On Tuesday, Brown announced, via Twitter, that he may end his musical career after the release of “X,” his upcoming LP. And that’s fine. There’s really nothing worse than a performer — or athlete, or politician — who doesn’t know when to call it quits. Thus, HV staffers Max Cea and Chris Guardaro present to you HyperVocal’s Top 10 quitters … OF ALL TIME:
Pope Benedict XVI
As the first man in nearly 600 years to quit the holiest job around, Pope Benedict has practically revolutionized quitting. While the termination of Brown’s singing career means less direct communication with the media, the end of Benedict’s papacy meant less direct communication with God. Benedict, who decided that he should step down due to his old age and health issues, is now retired in a comfy ex-pope estate. Bold move, considering the last Pope to quit was hunted down and killed.

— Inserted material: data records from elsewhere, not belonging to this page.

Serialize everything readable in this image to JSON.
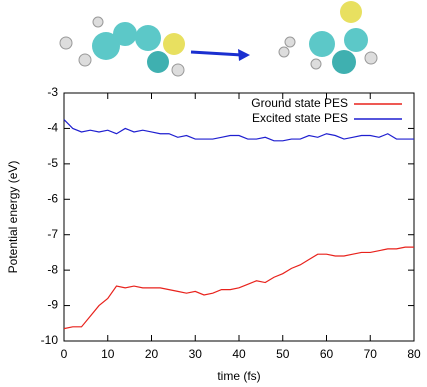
{
  "chart_data": {
    "type": "line",
    "xlabel": "time (fs)",
    "ylabel": "Potential energy (eV)",
    "x": [
      0,
      2,
      4,
      6,
      8,
      10,
      12,
      14,
      16,
      18,
      20,
      22,
      24,
      26,
      28,
      30,
      32,
      34,
      36,
      38,
      40,
      42,
      44,
      46,
      48,
      50,
      52,
      54,
      56,
      58,
      60,
      62,
      64,
      66,
      68,
      70,
      72,
      74,
      76,
      78,
      80
    ],
    "series": [
      {
        "name": "Ground state PES",
        "color": "#e8221c",
        "values": [
          -9.65,
          -9.6,
          -9.6,
          -9.3,
          -9.0,
          -8.8,
          -8.45,
          -8.5,
          -8.45,
          -8.5,
          -8.5,
          -8.5,
          -8.55,
          -8.6,
          -8.65,
          -8.6,
          -8.7,
          -8.65,
          -8.55,
          -8.55,
          -8.5,
          -8.4,
          -8.3,
          -8.35,
          -8.2,
          -8.1,
          -7.95,
          -7.85,
          -7.7,
          -7.55,
          -7.55,
          -7.6,
          -7.6,
          -7.55,
          -7.5,
          -7.5,
          -7.45,
          -7.4,
          -7.4,
          -7.35,
          -7.35
        ]
      },
      {
        "name": "Excited state PES",
        "color": "#1f1fd0",
        "values": [
          -3.75,
          -4.0,
          -4.1,
          -4.05,
          -4.1,
          -4.05,
          -4.15,
          -4.0,
          -4.1,
          -4.05,
          -4.1,
          -4.15,
          -4.15,
          -4.25,
          -4.2,
          -4.3,
          -4.3,
          -4.3,
          -4.25,
          -4.2,
          -4.2,
          -4.3,
          -4.3,
          -4.25,
          -4.35,
          -4.35,
          -4.3,
          -4.3,
          -4.2,
          -4.25,
          -4.15,
          -4.2,
          -4.3,
          -4.25,
          -4.2,
          -4.2,
          -4.25,
          -4.15,
          -4.3,
          -4.3,
          -4.3
        ]
      }
    ],
    "xlim": [
      0,
      80
    ],
    "xticks": [
      0,
      10,
      20,
      30,
      40,
      50,
      60,
      70,
      80
    ],
    "ylim": [
      -10,
      -3
    ],
    "yticks": [
      -10,
      -9,
      -8,
      -7,
      -6,
      -5,
      -4,
      -3
    ],
    "legend": "top-right"
  }
}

At the midpoint of this millennium’s first decade, Dave Chappelle was arguably the funniest man in the world. He had two wildly successful stand-up specials and had just finished the third season of his hilarious Comedy Central television show, Chappelle’s Show. Then, much to the chagrin of fans of the Niggar family, black white supremacists, and Prince hooping it up, he disappeared. Vanished. Word was that Chappelle had fled to Africa after inking a $50 million deal to renew the show for two more seasons. Then conspiracy theories floated that Chappelle had been forced off the air by a black cabal, which included Oprah and Bill Cosby, because they thought that his humor was denigrating black public perception.
King Edward VIII
King Edward is the only British monarch to quit in the history of the sovereignty and had one of the most noble excuses for quitting: He fell in love with Wallis Warfield Simpson, an American woman who had been divorced twice, making her an unsuitable bride for the King in the eyes of the English. Edward only had the crown for 326 days before choosing love over the crown. After his abdication, he became the Duke of Windsor.

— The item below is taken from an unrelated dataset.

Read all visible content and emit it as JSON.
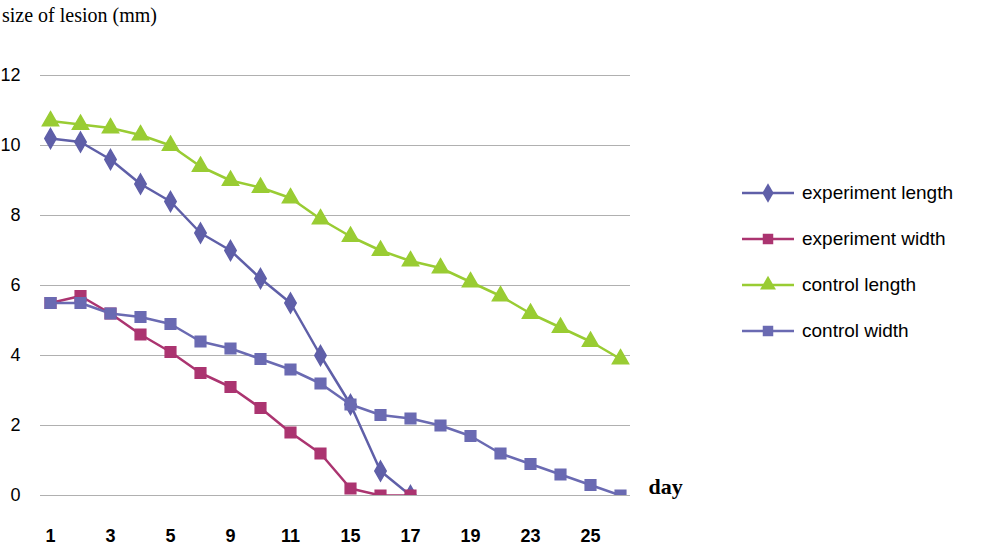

After one of the most beautifully hilarious gaffe-ridden political careers, which included admiration for a prank caller, disapproval of Supreme Court cases that she couldn’t name, and disgust in newspapers and magazines, which she also could not name, Palin stepped down as governor in July 2009. As the subject of ethics investigations, Palin claimed that she might have spent a half-million dollars in legal bills if she had fulfilled her term. She even had the audacity to call sticking through the tough times and remain as governor to be the “quitter’s way out.” In the end, Palin ended up with a job that was, perhaps, more suited to her particular skill set: contributor at Fox News. She got paid a lot for little.
Has there ever been a more titillating tailback than Barry Sanders? Probably not. Sanders found holes in defenses where there were none. His NFL game tapes look like he was battling high schoolers. Why the man with a penchant for making enormous professional football players look silly would call it quits at 31, before showing any signs of decay, remains a mystery to many. But while fans of the NFL — and more specifically the Lions, who have arguably still not recovered from Sanders’ departure — may have loathed his premature retirement, Sanders can still walk, and form complete sentences, which is more than many of his longer-tenured colleagues can say, and others will soon be able to say. Plus, Sanders’ early retirement has added a Koufaxian lore to his legacy.
A whole generation of baseball fans has grown to associate Kruk more as a Baseball Tonight mainstay than as a middling, mulleted first basemen-slash-outfielder. But before Kruk spent his summers analyzing the game, he was playing in it — the chain-smoking Kruk made it 10 years, a minor miracle in itself. Bowing out after a decade in the game was not a big feat for Krukky. Rather, it’s impossible not to admire how he said sayonara. Midway through the 1995 season, in a game against the Orioles, Kruk hit a first inning single and then went home. Like, actually home. Not the base.
Lyndon B. Johnson
From its inception, power and controversy defined LBJ’s roller coaster ride of a presidency. From the Great Society and the progressive social changes that it brought to the war in Vietnam, Johnson may have done more than any president in U.S. history (if you don’t count FDR’s 27 terms). Yet, by the time the 1968 election rolled around, Johnson was likely the most unpopular man in America. With the likelihood of not winning his own party’s nomination — as an incumbent president! — Johnson boldly relinquished his status as the most powerful man in the free world and declined to run for another term. In stepping down, Johnson saved himself from the wrath of a bunch of angry hippies and from hair-graying attempts at ending an endless war.
Ah, crap, this is boring. So, in the spirit of Chris Brown’s early exit from music, we quit! You’ll have to imagine who the last three incredible quitters were and how we would have used wit and grace to describe their respective retirements. The end.